На дне пустеющей ночи бился и гудел жилистый заблудший комар. В темноте сада верещала бессонная пичуга. Кот слез с Элика, но не ушел, а прилег сбоку, грея немеющее плечо.
- Ну, бей меня, пинай... лежачего.
- Кто тебя пинает? Кому ты на фиг нужен? Чего кряхтишь? Опять болит или просто живот пучит? Сходить в дом за валерьянкой? У Стивена есть... у него все лекарства на все случаи жизни. Здоровый американский бык. С войны пришел без царапинки, только голова...

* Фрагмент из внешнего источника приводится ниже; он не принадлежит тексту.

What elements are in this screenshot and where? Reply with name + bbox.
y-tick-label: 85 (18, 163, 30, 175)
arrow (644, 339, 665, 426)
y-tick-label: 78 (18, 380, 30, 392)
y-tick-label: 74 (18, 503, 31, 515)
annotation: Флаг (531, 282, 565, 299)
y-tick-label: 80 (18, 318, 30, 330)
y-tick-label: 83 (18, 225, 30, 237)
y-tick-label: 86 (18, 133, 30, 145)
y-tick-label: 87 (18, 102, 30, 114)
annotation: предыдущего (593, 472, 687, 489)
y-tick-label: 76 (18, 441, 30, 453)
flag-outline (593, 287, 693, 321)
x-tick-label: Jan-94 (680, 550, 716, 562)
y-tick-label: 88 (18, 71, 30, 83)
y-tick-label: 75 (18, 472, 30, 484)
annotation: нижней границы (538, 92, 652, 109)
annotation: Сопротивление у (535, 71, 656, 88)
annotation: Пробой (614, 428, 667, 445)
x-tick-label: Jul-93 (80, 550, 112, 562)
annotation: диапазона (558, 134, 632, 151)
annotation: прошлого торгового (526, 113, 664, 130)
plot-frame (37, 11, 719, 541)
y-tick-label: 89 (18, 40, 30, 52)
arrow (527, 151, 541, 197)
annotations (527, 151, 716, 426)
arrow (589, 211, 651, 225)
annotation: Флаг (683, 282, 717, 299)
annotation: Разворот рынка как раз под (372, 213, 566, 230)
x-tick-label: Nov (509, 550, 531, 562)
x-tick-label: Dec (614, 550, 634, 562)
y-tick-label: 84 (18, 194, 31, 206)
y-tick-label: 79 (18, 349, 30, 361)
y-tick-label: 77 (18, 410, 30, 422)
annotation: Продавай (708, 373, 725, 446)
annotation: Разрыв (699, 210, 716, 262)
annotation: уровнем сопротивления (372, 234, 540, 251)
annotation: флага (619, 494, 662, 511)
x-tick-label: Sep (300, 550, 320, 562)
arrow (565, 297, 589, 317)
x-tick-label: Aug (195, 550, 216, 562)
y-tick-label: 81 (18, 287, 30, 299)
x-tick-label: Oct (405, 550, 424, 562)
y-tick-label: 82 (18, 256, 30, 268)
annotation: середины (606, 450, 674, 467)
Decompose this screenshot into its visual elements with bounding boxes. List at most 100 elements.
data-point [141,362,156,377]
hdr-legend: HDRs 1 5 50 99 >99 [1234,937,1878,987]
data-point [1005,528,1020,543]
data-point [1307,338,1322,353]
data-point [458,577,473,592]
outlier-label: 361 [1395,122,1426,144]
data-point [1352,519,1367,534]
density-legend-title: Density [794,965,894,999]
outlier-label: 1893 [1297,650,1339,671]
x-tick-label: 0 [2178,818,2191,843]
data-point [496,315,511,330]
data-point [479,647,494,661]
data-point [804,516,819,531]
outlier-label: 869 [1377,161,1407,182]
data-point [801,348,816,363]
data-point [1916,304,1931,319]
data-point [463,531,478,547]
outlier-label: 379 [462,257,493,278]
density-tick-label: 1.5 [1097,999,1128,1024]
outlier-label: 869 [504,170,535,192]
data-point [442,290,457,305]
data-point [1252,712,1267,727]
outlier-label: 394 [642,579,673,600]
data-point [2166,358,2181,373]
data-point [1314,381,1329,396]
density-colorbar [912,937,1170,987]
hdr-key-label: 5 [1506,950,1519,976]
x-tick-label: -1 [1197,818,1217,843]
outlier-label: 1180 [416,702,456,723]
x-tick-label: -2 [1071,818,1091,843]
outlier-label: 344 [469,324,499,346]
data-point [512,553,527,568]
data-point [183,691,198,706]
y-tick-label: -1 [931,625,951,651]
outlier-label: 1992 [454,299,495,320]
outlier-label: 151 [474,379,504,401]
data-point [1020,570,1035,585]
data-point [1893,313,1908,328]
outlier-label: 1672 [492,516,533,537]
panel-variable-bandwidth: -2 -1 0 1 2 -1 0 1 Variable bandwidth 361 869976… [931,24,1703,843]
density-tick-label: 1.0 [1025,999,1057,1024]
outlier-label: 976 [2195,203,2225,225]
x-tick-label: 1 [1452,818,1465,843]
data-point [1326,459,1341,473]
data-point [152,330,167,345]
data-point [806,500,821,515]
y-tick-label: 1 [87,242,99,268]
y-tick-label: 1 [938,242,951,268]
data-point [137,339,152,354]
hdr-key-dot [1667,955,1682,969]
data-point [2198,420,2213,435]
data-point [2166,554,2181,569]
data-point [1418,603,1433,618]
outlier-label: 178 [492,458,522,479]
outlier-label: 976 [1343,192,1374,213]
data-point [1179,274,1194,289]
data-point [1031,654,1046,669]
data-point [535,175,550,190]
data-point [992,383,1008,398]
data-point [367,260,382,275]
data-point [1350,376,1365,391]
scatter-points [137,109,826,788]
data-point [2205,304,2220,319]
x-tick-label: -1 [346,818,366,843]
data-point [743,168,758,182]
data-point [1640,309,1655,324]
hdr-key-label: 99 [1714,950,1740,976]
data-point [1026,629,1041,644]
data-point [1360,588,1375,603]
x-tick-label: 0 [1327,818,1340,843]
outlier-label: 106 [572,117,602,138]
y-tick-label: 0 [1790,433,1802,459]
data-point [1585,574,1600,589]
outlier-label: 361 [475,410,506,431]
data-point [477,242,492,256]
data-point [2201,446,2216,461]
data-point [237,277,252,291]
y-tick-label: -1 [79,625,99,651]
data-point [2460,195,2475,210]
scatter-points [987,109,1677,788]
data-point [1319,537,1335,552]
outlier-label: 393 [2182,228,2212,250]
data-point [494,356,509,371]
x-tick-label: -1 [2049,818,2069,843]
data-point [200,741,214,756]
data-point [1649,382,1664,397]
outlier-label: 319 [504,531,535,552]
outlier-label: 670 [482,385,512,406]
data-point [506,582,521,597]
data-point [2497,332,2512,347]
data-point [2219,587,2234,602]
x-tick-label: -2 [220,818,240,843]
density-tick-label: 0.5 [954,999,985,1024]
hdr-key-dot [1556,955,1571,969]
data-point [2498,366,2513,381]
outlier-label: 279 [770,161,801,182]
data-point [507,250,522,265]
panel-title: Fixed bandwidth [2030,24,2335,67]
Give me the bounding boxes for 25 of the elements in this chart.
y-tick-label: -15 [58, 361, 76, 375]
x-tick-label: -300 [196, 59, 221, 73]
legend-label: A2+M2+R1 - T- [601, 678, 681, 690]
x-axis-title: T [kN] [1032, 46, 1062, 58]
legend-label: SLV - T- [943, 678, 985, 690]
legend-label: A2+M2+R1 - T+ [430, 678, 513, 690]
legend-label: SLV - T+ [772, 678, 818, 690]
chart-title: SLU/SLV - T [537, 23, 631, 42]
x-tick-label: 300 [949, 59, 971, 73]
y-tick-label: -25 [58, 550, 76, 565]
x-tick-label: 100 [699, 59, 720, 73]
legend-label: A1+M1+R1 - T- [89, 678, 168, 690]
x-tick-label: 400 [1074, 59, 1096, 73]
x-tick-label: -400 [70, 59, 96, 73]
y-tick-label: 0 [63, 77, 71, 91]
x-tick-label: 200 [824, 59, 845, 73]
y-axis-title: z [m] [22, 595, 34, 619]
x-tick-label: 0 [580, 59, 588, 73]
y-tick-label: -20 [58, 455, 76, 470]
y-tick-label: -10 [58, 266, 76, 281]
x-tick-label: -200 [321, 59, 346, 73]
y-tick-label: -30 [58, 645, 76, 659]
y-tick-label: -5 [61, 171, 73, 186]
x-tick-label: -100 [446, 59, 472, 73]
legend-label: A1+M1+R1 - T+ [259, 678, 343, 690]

- Нет, нет, не уходи! Не оставляй меня, пожалуйста! Сейчас пройдет. Ничего страшного, я принял нитроглицерин. Подвинься ближе. Разве просит арум у болота милостыни? Ночи дышат даром тропиками гнилостными...- бормотал он, тычась в плечо Елены.
- Спи, ты, Пастернак хренов! Утром не поднимешься на работу.
- Пастернак и сельдерей - что ни овощ, то - еврей!... Спи, царица Спарты! Рано еще, сыро еще... На озаренный потолок ложились тени, сплетенье рук, сплетенье ног, судьбы сплетенье. Если б я был султан...
Он с усилием закрыл глаза. Сердце дергалось и шуршало.